Nina sat back down in front of the blank TV screen, the unwrapped package in her lap. Her breasts felt strange. She touched one of her nipples. It was damp. She had heard about expressing milk to keep it flowing during separations of mother and baby. She squeezed her breasts. Nothing came. She called the West Side Women's Reproductive Counseling Center and got no answer. She tried squeezing her breasts again, harder and harder. No milk came. Her face finally crumpled, much too late for the people at “Live At Five.”

But Nina hadn't been the only viewer. Not long after ten that night, while she was staring out the window and thinking about the bottle of Scotch in the liquor cabinet, her telephone rang. She picked it up.

“Yes?”

“Hello,” said a woman who sounded very young, more like a girl. “Are you the woman who was on TV about the baby?”

“I am,” Nina said, holding on to the phone with both hands.

“Is it true about the reward?”

“Yes, it's true.”

“Ten thousand dollars?”

“Yes, yes, do you have something to tell me?”

All at once the woman's voice was muffled, as though she had placed her hand over the mouthpiece.

“Hello, hello?” Nina said. “Are you still there?”

“I'm still here,” the woman said. “Is it in cash?”

“Yes.”

“And no questions?”

“No questions. What do you know about my baby?”

The voice was muffled again.

“Hello? Hello?” Nina said.

“I'm still here, okay?” said the woman, sounding harried. “Meet me at Lumumba's Pizzeria on East Fourteenth at eleven-fifteen tonight. Bring the money. And come alone. With nobody. Or there's no deal.”

“But what is it you—”

Click.

Nina's whole body began to tremble. She checked her watch: 10:23. She looked up Lumumba's Pizzeria in the phone book. From the address she guessed it would be somewhere between First and Second Avenue. There were more dangerous sections of town. “Compose yourself.” Nina spoke the words aloud. She called a cab, picked up the envelope that Jason had sent and went downstairs.

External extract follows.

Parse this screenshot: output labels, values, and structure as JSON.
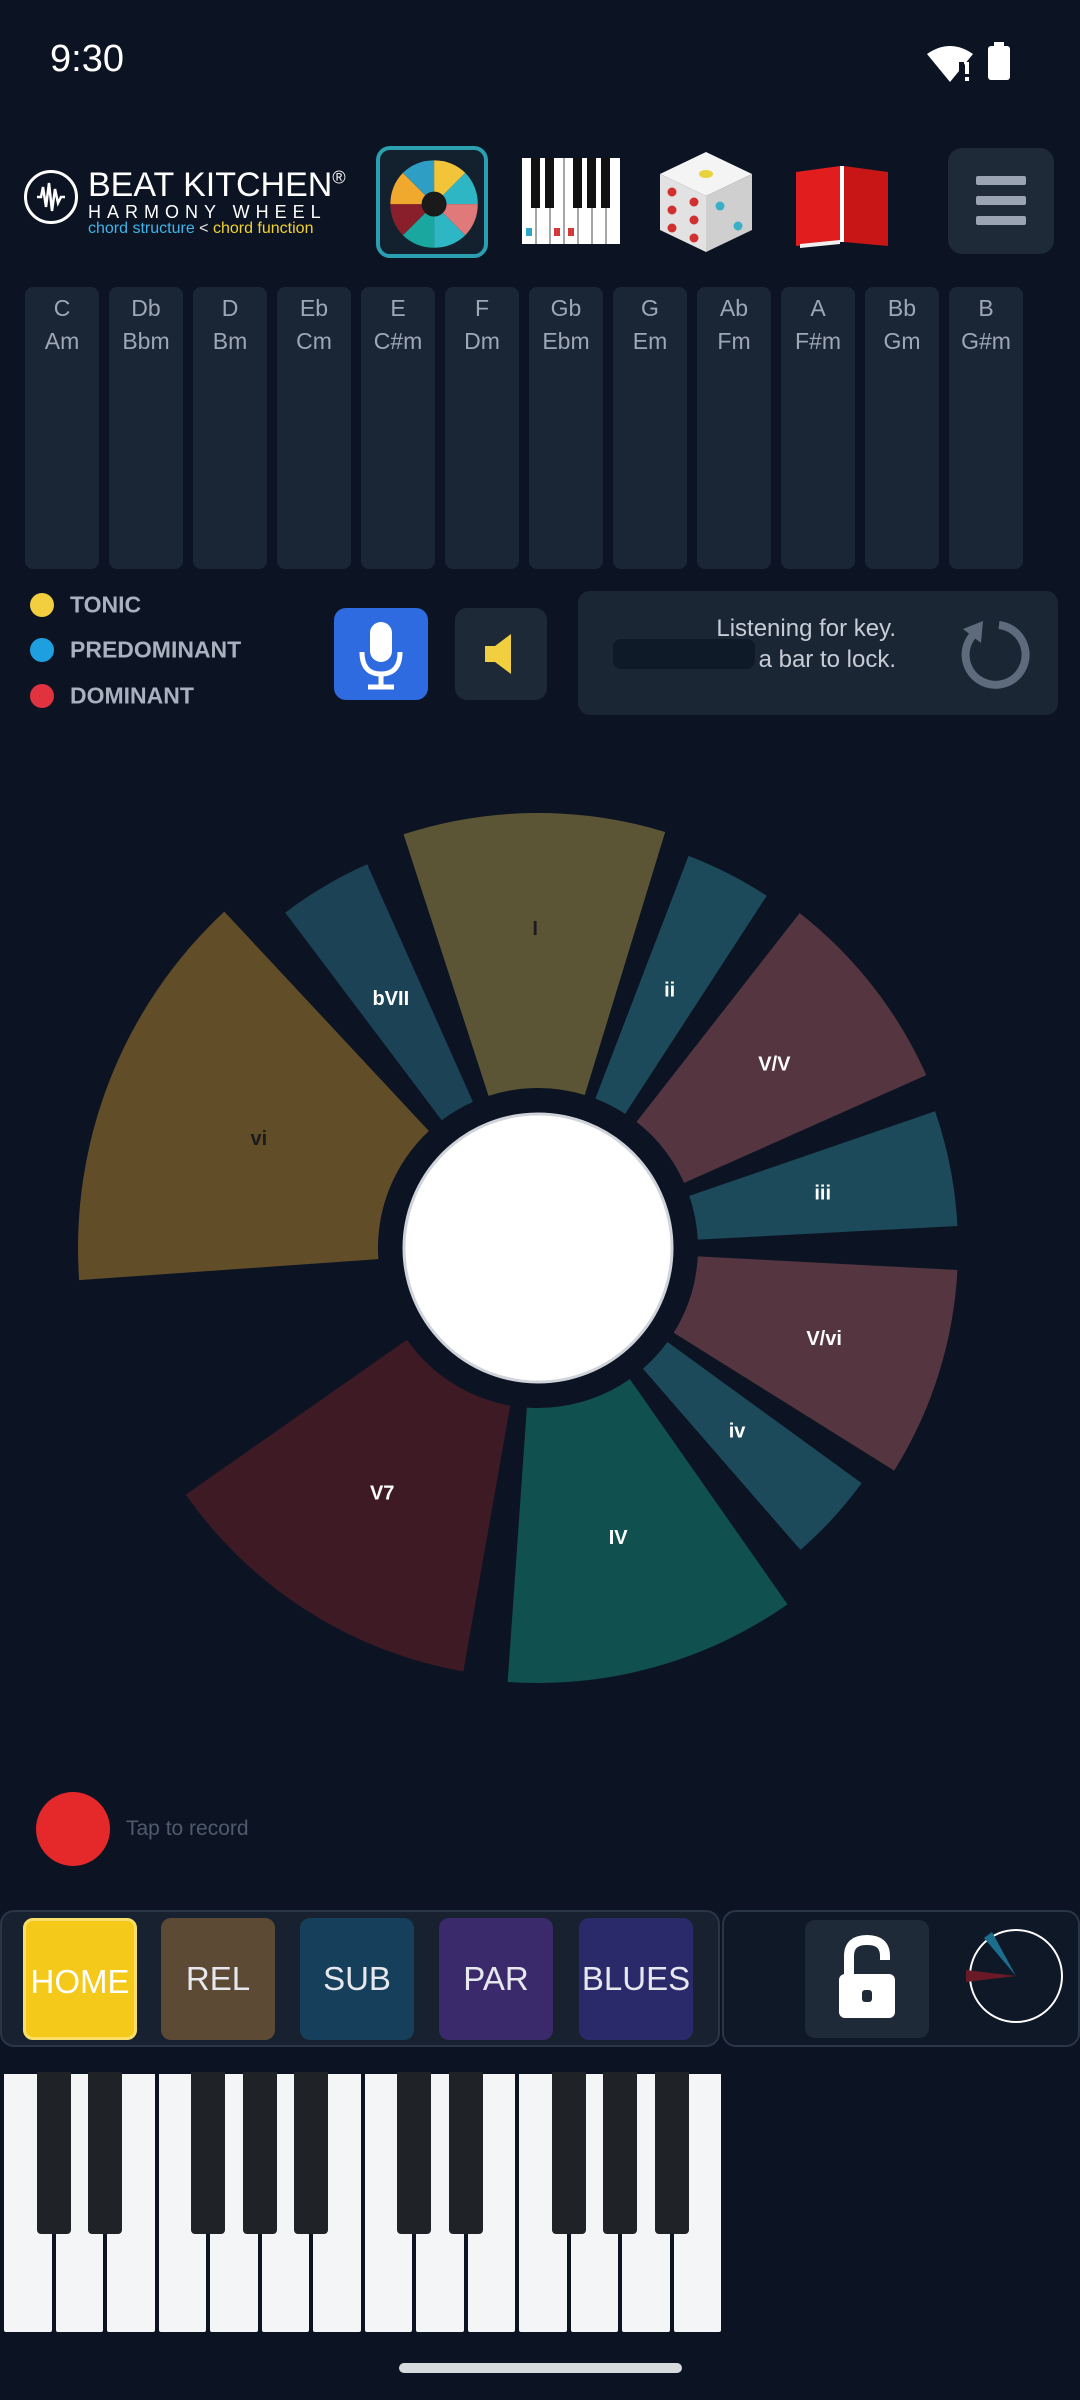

A silent taxi driver drove Nina downtown. At 11:13, he let her off two doors from the corner of First Avenue in front of a building with a blinking orange sign:
LUMUMBA
'
S PIZZERIA
. Only after the taxi left did Nina notice that although the Lumumba's Pizzeria sign seemed to be working perfectly, the restaurant itself was boarded up.

Nina looked around. She became aware for the first time how cold the night was. A strong wind, baffled by the tall buildings of the city, came in biting gusts from every direction. There was no one in sight and half the streetlights were broken. Nina walked under a functioning one and checked her watch: 11:17.